Kutemukan Dia

Mahmud Jauhari Ali
Tabloid Serambi Ummah, 12 Des 2008

Aku terlahir dari orang yang tak kukenal. Jangankan nama ibuku, melihat sosoknya pun aku tidak pernah. Aku besar di panti asuhan Bumi Selaras yang didirikan oleh seorang yang baik hati. Atas bantuan beliau juga aku bisa menjadi seorang pengerajin batu permata yang cukup sukses di kotaku. Kini di usiaku yang kedua puluh delapan tahun, aku telah memiliki lima pekerja. Penghasilanku cukup untuk menghidupiku dan dua orang anak asuh di rumahku sendiri. Suatu ketika aku harus ke kota lain untuk urusan bisnis. Aku putuskan untuk naik bus ke kota tujuanku itu. Rencananya satu minggu aku berada di sana. Urusan pekerjaan kuserahkan kepada para pekerjaku yang sudah dapat kuandalkan. Kedua orang anak asuhku yang masing-masing berusia dua belas tahun dan empat belas tahun sudah mampu mengurus diri mereka dan rumah kami. Jadi aku tidak ragu meninggalkan mereka.

“Pak, hati-hati di jalan ya!” pesan anak asuhku yang pertama

“Insya Allah Bapak akan baik-baik saja.” Jawabku untuk membuatnya tidak cemas.

“Ini ada singkong goreng untuk bekal Bapak di jalan” kata anak asuhku yang kedua.

Mereka sangat perhatian kepadaku karena aku pun sangat memperhatikan mereka. Selama di perjalanan banyak kutemui pengemis, pengamen dan penjaja makanan dan minuman. Sesekali aku memberikan uang kepada para pengemis dan pengamen. Aku juga aku sesekali membeli minuman dari penjaja yang ada di dalam bus.

“Ternyata masih banyak rakyat yang miskin di negara kita.” Kata ibu tua yang duduk di sampingku.

“Ibu betul sekali. Di negara kita masih banyak orang yang miskin dan memerlukan bantuan kita yang mampu.” Balasku kepadanya.

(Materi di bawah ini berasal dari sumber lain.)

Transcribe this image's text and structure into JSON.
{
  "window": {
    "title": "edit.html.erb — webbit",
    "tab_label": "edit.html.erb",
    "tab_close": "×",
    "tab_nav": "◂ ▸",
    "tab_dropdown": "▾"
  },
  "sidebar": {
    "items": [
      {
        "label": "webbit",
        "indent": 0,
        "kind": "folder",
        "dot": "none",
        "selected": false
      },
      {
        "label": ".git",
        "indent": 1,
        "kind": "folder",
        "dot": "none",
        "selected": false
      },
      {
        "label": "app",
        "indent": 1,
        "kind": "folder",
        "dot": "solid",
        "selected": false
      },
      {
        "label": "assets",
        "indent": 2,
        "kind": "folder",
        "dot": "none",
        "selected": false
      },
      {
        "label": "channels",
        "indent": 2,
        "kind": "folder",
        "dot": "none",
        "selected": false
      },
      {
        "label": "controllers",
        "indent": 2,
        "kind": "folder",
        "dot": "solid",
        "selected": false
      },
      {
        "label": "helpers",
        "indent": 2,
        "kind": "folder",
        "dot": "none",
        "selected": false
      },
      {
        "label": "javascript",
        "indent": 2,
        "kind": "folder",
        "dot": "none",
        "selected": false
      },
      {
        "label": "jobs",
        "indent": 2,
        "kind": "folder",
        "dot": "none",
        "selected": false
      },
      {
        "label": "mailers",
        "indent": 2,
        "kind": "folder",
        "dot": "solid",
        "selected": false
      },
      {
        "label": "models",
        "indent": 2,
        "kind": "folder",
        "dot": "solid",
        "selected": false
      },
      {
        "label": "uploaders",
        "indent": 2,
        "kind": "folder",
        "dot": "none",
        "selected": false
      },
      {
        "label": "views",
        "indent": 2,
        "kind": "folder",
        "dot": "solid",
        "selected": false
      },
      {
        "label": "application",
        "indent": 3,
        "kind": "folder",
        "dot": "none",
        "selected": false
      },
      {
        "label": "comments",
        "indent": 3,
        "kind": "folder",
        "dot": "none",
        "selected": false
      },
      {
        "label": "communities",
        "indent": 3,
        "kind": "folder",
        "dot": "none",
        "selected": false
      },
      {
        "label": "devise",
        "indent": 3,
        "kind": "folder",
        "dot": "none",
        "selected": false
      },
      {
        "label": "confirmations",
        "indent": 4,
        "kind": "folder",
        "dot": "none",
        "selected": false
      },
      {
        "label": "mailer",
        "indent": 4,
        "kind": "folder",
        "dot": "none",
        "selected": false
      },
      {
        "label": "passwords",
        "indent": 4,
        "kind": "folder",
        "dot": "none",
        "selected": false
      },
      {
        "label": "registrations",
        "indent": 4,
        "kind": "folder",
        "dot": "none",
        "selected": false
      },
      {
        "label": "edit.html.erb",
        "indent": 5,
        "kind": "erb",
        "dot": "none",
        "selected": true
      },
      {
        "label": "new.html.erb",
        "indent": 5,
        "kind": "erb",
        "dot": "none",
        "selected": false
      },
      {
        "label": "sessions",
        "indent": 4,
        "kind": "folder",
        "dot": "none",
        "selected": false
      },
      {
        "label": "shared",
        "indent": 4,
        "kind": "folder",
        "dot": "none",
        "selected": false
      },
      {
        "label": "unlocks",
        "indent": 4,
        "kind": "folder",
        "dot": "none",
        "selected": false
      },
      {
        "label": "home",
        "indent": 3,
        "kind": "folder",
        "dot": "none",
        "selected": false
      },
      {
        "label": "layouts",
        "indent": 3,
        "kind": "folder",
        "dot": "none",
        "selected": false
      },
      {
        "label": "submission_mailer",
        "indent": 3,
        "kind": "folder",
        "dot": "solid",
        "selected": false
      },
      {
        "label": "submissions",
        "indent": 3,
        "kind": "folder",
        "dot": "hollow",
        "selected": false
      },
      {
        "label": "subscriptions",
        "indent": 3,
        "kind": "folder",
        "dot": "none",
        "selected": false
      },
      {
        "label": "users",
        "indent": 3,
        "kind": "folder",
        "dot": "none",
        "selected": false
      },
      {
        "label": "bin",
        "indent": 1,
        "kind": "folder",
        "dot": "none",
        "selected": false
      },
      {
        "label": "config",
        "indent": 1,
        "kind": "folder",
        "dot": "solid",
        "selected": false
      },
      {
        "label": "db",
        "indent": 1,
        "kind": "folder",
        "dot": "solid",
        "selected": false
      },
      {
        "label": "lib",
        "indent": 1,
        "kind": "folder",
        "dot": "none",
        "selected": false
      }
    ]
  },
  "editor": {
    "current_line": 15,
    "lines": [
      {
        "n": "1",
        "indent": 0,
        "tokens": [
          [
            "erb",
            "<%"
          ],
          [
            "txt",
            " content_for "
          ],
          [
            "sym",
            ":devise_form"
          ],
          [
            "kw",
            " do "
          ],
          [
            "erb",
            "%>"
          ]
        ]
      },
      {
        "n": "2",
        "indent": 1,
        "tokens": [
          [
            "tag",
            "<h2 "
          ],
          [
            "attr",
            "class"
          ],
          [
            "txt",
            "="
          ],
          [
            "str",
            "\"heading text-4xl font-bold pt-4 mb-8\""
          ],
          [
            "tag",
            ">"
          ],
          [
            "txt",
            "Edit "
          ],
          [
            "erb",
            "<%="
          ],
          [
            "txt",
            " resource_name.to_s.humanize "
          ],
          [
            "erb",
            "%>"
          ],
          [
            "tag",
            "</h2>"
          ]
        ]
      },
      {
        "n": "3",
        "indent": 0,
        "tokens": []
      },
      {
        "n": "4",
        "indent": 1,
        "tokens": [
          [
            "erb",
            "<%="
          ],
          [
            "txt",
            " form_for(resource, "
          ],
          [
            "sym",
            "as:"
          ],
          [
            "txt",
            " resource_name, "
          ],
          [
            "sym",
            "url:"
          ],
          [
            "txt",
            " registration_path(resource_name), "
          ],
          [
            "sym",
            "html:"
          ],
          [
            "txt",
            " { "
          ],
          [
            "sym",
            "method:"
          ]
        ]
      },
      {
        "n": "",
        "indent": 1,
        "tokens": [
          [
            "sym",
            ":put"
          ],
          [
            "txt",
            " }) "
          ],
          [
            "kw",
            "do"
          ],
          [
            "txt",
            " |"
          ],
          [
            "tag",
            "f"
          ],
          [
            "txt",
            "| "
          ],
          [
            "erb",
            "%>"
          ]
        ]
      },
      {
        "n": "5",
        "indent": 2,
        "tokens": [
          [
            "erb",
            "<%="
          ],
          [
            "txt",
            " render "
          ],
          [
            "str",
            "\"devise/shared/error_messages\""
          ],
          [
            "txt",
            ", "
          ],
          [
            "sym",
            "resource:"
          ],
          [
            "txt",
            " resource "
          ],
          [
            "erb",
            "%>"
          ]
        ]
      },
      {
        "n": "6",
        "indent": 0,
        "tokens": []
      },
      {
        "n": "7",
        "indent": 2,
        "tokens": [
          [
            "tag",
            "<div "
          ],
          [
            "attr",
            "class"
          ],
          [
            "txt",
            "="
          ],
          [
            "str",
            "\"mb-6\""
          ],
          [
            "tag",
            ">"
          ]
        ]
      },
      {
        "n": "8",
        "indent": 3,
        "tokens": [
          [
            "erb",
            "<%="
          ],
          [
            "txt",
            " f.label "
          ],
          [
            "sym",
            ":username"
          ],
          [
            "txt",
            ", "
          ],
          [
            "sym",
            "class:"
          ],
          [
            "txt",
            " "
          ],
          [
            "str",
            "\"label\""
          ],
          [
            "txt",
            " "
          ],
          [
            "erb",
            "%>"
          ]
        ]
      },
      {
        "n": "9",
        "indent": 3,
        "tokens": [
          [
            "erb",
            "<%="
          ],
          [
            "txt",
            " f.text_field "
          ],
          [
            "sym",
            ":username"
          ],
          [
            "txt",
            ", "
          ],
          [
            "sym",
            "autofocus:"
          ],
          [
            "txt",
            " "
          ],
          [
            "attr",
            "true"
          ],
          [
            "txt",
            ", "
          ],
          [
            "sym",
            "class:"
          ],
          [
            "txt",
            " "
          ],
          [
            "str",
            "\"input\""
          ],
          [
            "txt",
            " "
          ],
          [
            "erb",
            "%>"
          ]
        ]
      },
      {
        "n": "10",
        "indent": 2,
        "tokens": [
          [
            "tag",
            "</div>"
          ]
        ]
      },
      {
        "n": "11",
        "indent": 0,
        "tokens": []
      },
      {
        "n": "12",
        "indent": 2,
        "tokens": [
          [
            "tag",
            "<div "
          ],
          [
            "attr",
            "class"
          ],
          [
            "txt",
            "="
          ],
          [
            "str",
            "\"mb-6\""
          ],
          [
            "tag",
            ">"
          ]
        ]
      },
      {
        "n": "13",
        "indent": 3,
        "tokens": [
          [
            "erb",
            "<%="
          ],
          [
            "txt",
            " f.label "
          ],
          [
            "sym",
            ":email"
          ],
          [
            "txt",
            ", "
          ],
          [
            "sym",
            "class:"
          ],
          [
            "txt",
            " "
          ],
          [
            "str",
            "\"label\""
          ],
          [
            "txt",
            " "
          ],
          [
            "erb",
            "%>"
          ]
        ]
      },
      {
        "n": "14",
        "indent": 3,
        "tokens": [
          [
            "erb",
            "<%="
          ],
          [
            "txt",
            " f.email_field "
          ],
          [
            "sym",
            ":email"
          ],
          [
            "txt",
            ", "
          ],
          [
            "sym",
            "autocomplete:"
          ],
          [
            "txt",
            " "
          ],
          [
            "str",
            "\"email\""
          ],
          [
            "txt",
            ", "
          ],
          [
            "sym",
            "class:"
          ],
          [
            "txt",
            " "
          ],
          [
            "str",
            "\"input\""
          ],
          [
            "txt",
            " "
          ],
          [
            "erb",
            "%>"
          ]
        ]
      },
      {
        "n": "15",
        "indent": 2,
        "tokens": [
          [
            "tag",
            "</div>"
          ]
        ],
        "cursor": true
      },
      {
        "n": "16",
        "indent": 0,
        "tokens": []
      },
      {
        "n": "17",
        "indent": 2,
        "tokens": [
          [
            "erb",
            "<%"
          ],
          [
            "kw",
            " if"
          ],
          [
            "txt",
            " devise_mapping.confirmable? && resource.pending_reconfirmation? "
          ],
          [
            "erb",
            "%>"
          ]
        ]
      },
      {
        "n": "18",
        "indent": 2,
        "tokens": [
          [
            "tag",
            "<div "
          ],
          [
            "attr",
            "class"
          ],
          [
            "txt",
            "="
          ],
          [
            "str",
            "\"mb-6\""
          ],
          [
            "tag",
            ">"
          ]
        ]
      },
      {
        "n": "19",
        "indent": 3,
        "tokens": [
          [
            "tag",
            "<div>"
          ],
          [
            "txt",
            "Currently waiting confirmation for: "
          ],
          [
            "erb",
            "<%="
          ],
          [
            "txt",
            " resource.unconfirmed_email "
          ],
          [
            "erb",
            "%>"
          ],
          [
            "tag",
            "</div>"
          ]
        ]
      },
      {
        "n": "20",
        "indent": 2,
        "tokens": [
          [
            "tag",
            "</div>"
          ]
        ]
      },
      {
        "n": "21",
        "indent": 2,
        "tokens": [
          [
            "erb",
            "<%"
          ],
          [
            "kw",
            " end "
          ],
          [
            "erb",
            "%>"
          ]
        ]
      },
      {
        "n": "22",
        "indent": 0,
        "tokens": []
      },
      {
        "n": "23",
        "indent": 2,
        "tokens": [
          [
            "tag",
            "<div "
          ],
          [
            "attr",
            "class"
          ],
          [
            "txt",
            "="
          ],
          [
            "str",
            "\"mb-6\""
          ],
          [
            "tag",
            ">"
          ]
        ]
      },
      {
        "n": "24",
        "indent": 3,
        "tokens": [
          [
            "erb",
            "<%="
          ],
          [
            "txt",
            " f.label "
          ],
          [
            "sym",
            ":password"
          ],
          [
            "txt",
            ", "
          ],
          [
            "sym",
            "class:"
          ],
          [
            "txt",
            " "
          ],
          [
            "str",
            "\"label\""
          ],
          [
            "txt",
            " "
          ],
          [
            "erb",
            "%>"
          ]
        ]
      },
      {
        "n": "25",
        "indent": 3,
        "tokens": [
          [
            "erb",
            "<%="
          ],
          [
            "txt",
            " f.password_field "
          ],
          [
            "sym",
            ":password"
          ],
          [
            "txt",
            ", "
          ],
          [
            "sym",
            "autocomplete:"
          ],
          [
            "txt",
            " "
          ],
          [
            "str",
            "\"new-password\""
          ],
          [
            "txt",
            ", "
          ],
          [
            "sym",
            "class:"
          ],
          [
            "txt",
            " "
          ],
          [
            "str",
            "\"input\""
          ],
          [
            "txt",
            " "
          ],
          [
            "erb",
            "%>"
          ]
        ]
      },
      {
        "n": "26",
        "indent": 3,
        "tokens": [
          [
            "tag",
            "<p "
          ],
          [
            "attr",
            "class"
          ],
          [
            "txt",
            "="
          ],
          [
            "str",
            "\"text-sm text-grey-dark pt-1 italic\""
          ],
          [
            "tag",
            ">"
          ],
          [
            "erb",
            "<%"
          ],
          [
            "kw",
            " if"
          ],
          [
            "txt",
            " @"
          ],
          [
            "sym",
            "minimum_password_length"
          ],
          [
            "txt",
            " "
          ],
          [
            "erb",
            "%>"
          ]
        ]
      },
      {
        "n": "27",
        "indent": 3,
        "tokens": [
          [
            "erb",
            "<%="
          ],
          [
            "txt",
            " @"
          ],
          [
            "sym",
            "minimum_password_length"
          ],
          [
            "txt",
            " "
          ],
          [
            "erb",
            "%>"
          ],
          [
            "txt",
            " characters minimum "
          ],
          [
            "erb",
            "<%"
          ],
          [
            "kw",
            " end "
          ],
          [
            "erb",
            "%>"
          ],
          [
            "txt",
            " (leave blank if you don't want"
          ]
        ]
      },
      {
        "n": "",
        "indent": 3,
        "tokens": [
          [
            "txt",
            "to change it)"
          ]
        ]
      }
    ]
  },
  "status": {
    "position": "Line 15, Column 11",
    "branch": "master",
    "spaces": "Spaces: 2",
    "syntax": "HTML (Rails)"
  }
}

Ibu itu menatapku dalam, seakan beliau ingin mengusap-ngusap rambutku. Mungkin ibu itu memiliki anak seusiaku dan mungkin pula beliau sedang ingat dengan anak belaiu tersebut.

“Aku tidak memiliki anak laki-laki” katanya. “Semua anakku perempuan dan seandainya aku punya anak laki-laki sepertimu, aku tentu akan sangat bahagia”, tambahnya.

“Semuanya sudah menikah Bu? ” tanyaku.

Ibu itu seketika tersenyum padaku. Sepertinya beliau tahu dari kata-kataku kalau sebenarnya aku ingin memiliki seorang istri. Sambil tertawa beliau berkata, “Semua anakku sudah memberiku cucu-cucu yang manis-manis.”

Aku ikut tersenyum sambil sedikit malu kepada ibu itu. Pembicaraan kami terhenti karena aku sudah sampai di kota tujuanku dan kami pun berpisah di sana. Sebelum kami berpisah beliau berpesan kepadaku, “Berhati-hatilah di terminal ini karena di sini banyak pencopet!”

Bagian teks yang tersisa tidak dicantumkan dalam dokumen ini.